The work done by Comic Relief is brilliant.  For one night only it manages to turn the apathetic and uncaring British public into compassion filled givers of cash.  Yet I think we would agree that the good will generated through Comic Relief is a bit of an annual one off for some, and certainly the zenith of the year’s compassion levels for the rest.

Even the heart-wrenching videos of a boy band crying in an African hospital struggle to provoke more than a skin deep reaction in us – we are genuinely moved, we give a little, yet we continue to live our lives in a manner that sustains and exacerbates the horrific levels of poverty just a few hours plane ride away.
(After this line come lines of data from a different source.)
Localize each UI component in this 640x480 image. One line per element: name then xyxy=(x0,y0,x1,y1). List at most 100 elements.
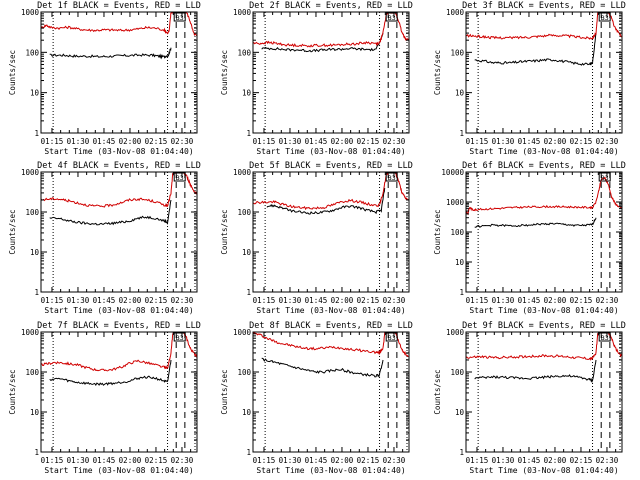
x-tick-label: 02:15 xyxy=(357,456,380,465)
b3-label: B3 xyxy=(176,334,184,342)
series-line-events xyxy=(474,217,597,228)
y-tick-label: 100 xyxy=(450,48,464,57)
x-tick-label: 01:45 xyxy=(518,137,541,146)
y-tick-label: 1000 xyxy=(21,8,40,17)
y-tick-label: 1000 xyxy=(446,328,465,337)
x-tick-label: 01:15 xyxy=(41,137,64,146)
x-tick-label: 01:45 xyxy=(93,137,116,146)
y-axis-label: Counts/sec xyxy=(220,50,229,95)
x-tick-label: 01:15 xyxy=(466,456,489,465)
series-line-lld xyxy=(252,12,410,48)
b3-box xyxy=(385,332,398,342)
y-tick-label: 1000 xyxy=(233,328,252,337)
plot-frame xyxy=(40,331,198,453)
chart-panel-6: Det 6f BLACK = Events, RED = LLD B3 1 10 100… xyxy=(433,161,626,315)
series-line-events xyxy=(266,187,386,215)
x-tick-label: 01:30 xyxy=(279,137,302,146)
y-tick-label: 1 xyxy=(34,448,39,457)
x-tick-label: 02:30 xyxy=(171,456,194,465)
x-tick-label: 02:00 xyxy=(331,137,354,146)
x-tick-label: 02:30 xyxy=(596,137,619,146)
y-axis-label: Counts/sec xyxy=(433,209,442,254)
chart-title: Det 5f BLACK = Events, RED = LLD xyxy=(249,161,413,171)
y-tick-label: 100 xyxy=(450,228,464,237)
y-axis-label: Counts/sec xyxy=(220,369,229,414)
plot-frame xyxy=(40,171,198,293)
y-tick-label: 10 xyxy=(455,89,465,98)
x-tick-label: 01:45 xyxy=(518,456,541,465)
x-tick-label: 02:00 xyxy=(544,456,567,465)
x-tick-label: 02:15 xyxy=(145,296,168,305)
x-tick-label: 01:30 xyxy=(67,296,90,305)
chart-panel-8: Det 8f BLACK = Events, RED = LLD B3 1 10 100… xyxy=(220,321,413,475)
x-tick-label: 01:30 xyxy=(279,296,302,305)
b3-label: B3 xyxy=(388,334,396,342)
x-tick-label: 01:45 xyxy=(305,296,328,305)
x-axis-label: Start Time (03-Nov-08 01:04:40) xyxy=(44,306,193,315)
x-tick-label: 01:30 xyxy=(492,456,515,465)
x-tick-label: 02:00 xyxy=(119,296,142,305)
y-tick-label: 1 xyxy=(246,129,251,138)
series-line-lld xyxy=(465,331,623,361)
y-tick-label: 10 xyxy=(242,89,252,98)
series-line-events xyxy=(474,359,597,384)
b3-label: B3 xyxy=(176,174,184,182)
x-axis-label: Start Time (03-Nov-08 01:04:40) xyxy=(44,147,193,156)
y-tick-label: 1000 xyxy=(446,198,465,207)
x-tick-label: 01:45 xyxy=(93,296,116,305)
x-tick-label: 02:00 xyxy=(331,296,354,305)
series-line-lld xyxy=(40,12,198,37)
x-tick-label: 01:30 xyxy=(492,296,515,305)
x-tick-label: 01:15 xyxy=(253,456,276,465)
b3-label: B3 xyxy=(388,174,396,182)
chart-panel-4: Det 4f BLACK = Events, RED = LLD B3 1 10 100… xyxy=(8,161,201,315)
x-axis-label: Start Time (03-Nov-08 01:04:40) xyxy=(44,466,193,475)
x-tick-label: 02:15 xyxy=(357,137,380,146)
x-tick-label: 02:15 xyxy=(145,456,168,465)
chart-title: Det 8f BLACK = Events, RED = LLD xyxy=(249,321,413,331)
plot-frame xyxy=(465,331,623,453)
series-line-events xyxy=(49,199,172,226)
chart-panel-2: Det 2f BLACK = Events, RED = LLD B3 1 10 100… xyxy=(220,1,413,156)
plot-frame xyxy=(252,171,410,293)
x-axis-label: Start Time (03-Nov-08 01:04:40) xyxy=(469,306,618,315)
x-tick-label: 02:00 xyxy=(119,137,142,146)
y-tick-label: 1000 xyxy=(446,8,465,17)
series-line-lld xyxy=(40,331,198,372)
series-line-events xyxy=(474,33,597,66)
b3-label: B3 xyxy=(601,334,609,342)
b3-box xyxy=(598,172,611,182)
x-tick-label: 02:00 xyxy=(331,456,354,465)
series-line-lld xyxy=(465,176,623,216)
y-tick-label: 100 xyxy=(25,48,39,57)
chart-title: Det 4f BLACK = Events, RED = LLD xyxy=(37,161,201,171)
y-tick-label: 1000 xyxy=(21,328,40,337)
x-axis-label: Start Time (03-Nov-08 01:04:40) xyxy=(469,147,618,156)
y-tick-label: 1000 xyxy=(233,168,252,177)
x-tick-label: 01:15 xyxy=(253,296,276,305)
y-tick-label: 10 xyxy=(242,408,252,417)
y-axis-label: Counts/sec xyxy=(433,369,442,414)
b3-box xyxy=(385,172,398,182)
series-line-lld xyxy=(252,331,410,357)
x-tick-label: 01:30 xyxy=(492,137,515,146)
x-tick-label: 01:30 xyxy=(67,456,90,465)
b3-box xyxy=(385,12,398,22)
x-tick-label: 02:30 xyxy=(596,296,619,305)
chart-panel-7: Det 7f BLACK = Events, RED = LLD B3 1 10 100… xyxy=(8,321,201,475)
b3-box xyxy=(173,172,186,182)
y-tick-label: 1 xyxy=(246,288,251,297)
b3-box xyxy=(173,332,186,342)
series-line-lld xyxy=(252,171,410,211)
b3-label: B3 xyxy=(176,14,184,22)
x-tick-label: 02:15 xyxy=(570,296,593,305)
y-tick-label: 1000 xyxy=(233,8,252,17)
x-tick-label: 02:30 xyxy=(383,296,406,305)
x-tick-label: 02:30 xyxy=(171,296,194,305)
y-axis-label: Counts/sec xyxy=(8,209,17,254)
b3-box xyxy=(173,12,186,22)
chart-panel-1: Det 1f BLACK = Events, RED = LLD B3 1 10 100… xyxy=(8,1,201,156)
y-tick-label: 100 xyxy=(237,208,251,217)
x-tick-label: 01:15 xyxy=(466,137,489,146)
In Resurrection, Tolstoy dismantles the ethics of middle and upper class Russian society about 120 years ago.  The reader is introduced to character after character who do absolutely nothing to challenge the culture that celebrated in the economic and sociological structures that kept the rich rich yet produced millions of deaths through disease and starvation.  Even those who saw the pain, and were even moved by it, could bring themselves to do nothing to change.

My prayer for myself is that I would have open eyes and an open heart to the pain and struggle around me and that I would act on the emotional feelings I experience and actually act in compassion, instead of continuing to turn a blind eye, just to keep myself feeling better.

Do you want to do the same?  If so then right now STOP, and pray for God to transform your heart.